Political factors, along with increases in college-educated adults, provided the best explanations for the rise in income inequality in the US between 1978 and 2011, said the study published in the American Journal of Sociology.
But even higher education levels became less important after the 1980s, lead author of the study David Jacobs, Professor at The Ohio State University, pointed out.
The study found that presidential administrations that were sympathetic to employers but unfavourable to labour drove up levels of income inequality.
"Political decisions, especially at the presidential level, help determine the rewards that Americans get from the economy," Jacobs explained.
The study suggests that researchers need to look beyond economic causes in trying to explain the growth of income inequality in the US.
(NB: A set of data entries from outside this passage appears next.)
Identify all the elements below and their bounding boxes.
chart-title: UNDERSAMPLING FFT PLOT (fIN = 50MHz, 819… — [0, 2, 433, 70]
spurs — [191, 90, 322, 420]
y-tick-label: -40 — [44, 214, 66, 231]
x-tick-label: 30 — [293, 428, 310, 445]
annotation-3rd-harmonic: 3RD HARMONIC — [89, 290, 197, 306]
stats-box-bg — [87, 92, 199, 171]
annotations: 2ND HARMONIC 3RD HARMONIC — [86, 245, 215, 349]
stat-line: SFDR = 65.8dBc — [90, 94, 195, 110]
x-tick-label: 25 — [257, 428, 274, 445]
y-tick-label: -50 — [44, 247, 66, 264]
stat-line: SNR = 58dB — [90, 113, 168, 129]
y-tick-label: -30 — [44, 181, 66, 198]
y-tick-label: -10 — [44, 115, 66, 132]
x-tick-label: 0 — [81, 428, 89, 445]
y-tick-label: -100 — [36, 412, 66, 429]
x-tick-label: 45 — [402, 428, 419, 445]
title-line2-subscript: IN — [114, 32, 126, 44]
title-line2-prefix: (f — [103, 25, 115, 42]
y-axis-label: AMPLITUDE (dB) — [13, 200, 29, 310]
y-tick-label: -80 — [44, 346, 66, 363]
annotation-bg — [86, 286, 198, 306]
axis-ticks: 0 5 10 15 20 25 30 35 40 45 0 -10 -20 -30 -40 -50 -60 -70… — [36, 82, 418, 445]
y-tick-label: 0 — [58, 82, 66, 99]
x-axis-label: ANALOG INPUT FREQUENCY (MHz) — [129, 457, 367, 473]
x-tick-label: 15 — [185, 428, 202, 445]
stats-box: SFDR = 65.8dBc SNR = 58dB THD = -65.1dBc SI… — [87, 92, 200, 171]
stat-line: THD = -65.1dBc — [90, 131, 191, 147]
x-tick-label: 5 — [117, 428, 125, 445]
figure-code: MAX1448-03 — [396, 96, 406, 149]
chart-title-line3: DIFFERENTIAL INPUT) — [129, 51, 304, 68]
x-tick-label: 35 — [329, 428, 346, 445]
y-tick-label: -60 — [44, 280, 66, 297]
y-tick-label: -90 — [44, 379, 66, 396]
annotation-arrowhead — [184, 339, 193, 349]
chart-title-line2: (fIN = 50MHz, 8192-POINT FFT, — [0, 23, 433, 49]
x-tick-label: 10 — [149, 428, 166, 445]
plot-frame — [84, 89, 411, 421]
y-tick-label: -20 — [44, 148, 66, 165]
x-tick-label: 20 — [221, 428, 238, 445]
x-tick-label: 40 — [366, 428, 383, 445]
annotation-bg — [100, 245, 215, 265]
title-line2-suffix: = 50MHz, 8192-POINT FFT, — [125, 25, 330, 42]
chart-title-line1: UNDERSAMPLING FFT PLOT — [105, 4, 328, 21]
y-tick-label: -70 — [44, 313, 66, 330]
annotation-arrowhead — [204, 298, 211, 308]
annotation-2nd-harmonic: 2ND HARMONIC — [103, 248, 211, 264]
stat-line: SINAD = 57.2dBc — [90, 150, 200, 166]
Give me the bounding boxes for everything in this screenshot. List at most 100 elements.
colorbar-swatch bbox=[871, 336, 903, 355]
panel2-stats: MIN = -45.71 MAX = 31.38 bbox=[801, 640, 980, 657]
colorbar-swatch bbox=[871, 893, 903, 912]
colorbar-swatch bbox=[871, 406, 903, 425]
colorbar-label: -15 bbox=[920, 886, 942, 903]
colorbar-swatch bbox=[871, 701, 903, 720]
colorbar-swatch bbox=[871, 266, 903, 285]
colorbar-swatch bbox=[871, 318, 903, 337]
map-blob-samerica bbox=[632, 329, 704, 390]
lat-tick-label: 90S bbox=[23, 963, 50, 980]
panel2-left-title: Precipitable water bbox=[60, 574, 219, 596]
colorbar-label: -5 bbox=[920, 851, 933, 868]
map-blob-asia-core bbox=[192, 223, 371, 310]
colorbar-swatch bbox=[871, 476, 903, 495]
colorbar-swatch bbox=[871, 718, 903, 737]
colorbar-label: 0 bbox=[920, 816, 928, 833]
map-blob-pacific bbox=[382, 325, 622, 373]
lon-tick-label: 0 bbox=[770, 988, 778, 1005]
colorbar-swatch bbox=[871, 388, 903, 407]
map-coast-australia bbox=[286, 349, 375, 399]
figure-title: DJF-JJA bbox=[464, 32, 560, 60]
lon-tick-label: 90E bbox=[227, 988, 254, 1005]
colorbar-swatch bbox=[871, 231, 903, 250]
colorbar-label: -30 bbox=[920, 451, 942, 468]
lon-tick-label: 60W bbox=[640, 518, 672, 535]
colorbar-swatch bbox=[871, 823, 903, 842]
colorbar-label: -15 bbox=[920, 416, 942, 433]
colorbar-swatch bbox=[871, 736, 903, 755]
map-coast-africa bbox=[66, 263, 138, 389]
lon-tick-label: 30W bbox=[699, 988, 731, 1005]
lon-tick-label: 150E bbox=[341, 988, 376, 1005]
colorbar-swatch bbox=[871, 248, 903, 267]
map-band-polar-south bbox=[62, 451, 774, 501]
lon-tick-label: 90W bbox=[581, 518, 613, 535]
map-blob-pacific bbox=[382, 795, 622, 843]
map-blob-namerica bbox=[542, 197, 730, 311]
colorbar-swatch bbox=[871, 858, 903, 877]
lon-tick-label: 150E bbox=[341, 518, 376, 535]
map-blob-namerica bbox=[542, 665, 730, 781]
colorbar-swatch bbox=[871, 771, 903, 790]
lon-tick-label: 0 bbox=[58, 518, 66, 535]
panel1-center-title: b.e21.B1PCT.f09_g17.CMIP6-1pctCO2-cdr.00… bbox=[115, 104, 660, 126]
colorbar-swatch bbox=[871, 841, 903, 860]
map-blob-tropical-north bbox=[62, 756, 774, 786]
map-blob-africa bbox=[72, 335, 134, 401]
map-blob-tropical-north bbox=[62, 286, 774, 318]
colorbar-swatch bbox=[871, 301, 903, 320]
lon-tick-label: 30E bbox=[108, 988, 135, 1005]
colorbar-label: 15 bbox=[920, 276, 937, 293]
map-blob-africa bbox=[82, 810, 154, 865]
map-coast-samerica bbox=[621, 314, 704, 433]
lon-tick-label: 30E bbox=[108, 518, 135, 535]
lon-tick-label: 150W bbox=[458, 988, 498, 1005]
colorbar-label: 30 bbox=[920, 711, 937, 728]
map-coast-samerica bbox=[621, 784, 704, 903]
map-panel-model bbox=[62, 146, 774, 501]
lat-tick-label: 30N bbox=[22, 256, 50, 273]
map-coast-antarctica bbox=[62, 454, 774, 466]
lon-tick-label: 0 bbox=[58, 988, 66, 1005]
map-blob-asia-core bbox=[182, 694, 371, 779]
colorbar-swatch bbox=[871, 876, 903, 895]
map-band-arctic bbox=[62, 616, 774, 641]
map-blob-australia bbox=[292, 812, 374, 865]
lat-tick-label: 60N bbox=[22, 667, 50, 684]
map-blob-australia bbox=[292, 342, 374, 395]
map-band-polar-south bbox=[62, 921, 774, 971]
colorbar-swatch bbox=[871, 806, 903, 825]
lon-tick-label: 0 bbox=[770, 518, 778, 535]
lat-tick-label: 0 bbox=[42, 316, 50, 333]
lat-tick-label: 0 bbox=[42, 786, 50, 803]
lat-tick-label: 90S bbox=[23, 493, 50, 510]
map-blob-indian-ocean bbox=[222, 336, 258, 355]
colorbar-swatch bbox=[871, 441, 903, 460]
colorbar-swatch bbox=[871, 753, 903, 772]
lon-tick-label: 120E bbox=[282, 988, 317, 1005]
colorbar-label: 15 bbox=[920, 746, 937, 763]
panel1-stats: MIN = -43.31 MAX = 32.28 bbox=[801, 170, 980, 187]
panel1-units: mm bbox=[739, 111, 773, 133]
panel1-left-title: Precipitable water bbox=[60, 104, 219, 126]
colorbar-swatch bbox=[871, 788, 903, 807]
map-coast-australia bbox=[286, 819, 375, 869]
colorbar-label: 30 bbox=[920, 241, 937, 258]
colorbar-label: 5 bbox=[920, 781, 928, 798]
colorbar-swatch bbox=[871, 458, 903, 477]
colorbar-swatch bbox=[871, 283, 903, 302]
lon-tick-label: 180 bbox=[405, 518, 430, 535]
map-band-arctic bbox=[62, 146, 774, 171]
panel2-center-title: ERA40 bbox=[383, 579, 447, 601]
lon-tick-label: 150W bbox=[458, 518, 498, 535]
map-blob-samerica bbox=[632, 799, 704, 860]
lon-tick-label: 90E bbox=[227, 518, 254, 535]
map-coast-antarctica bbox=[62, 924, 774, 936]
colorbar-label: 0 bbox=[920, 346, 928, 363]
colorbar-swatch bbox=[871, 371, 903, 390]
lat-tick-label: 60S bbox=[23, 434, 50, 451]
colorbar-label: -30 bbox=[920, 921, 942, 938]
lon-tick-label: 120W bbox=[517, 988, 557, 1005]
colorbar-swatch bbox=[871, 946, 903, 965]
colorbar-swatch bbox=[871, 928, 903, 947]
"You can't explain income inequality without looking at political factors," Jacobs said.
The study used a variety of sources to analyse political and economic factors that could be tied to inequality at the state level for each of the 33 years in the study.
"The gap between the top earners and the rest of Americans has really been growing and our study was able to capture that change," Jacobs said.
The study found that the presidential administration in power was far and away the biggest political factor linked to economic inequality in each year of the study.
The importance of the presidential administration remained even after the researchers took into account more than 20 other possible explanatory variables, such as stock market values, poverty levels, the number of people employed in finance careers, and the number of people employed in rural occupations.
Many of these factors, among others controlled for in this study, have been cited by economists in the past as possible causes of growing inequality, Jacobs said.
After all these and other factors are held constant, the Ronald Reagan administration's policies led to an 18 per cent increase in inequality, the study found.
The Reagan administration made tax codes more favorable to the affluent, deregulated many industries including finance, weakened unions and reduced spending on programmes for the poor.
"I believe it was a lot of policies that each contributed a little bit to growing inequality, and when you added them all up the results were large," Jacobs said.
Other than the presidential administration, the remaining parts of government had little or no effect on inequality, the study showed.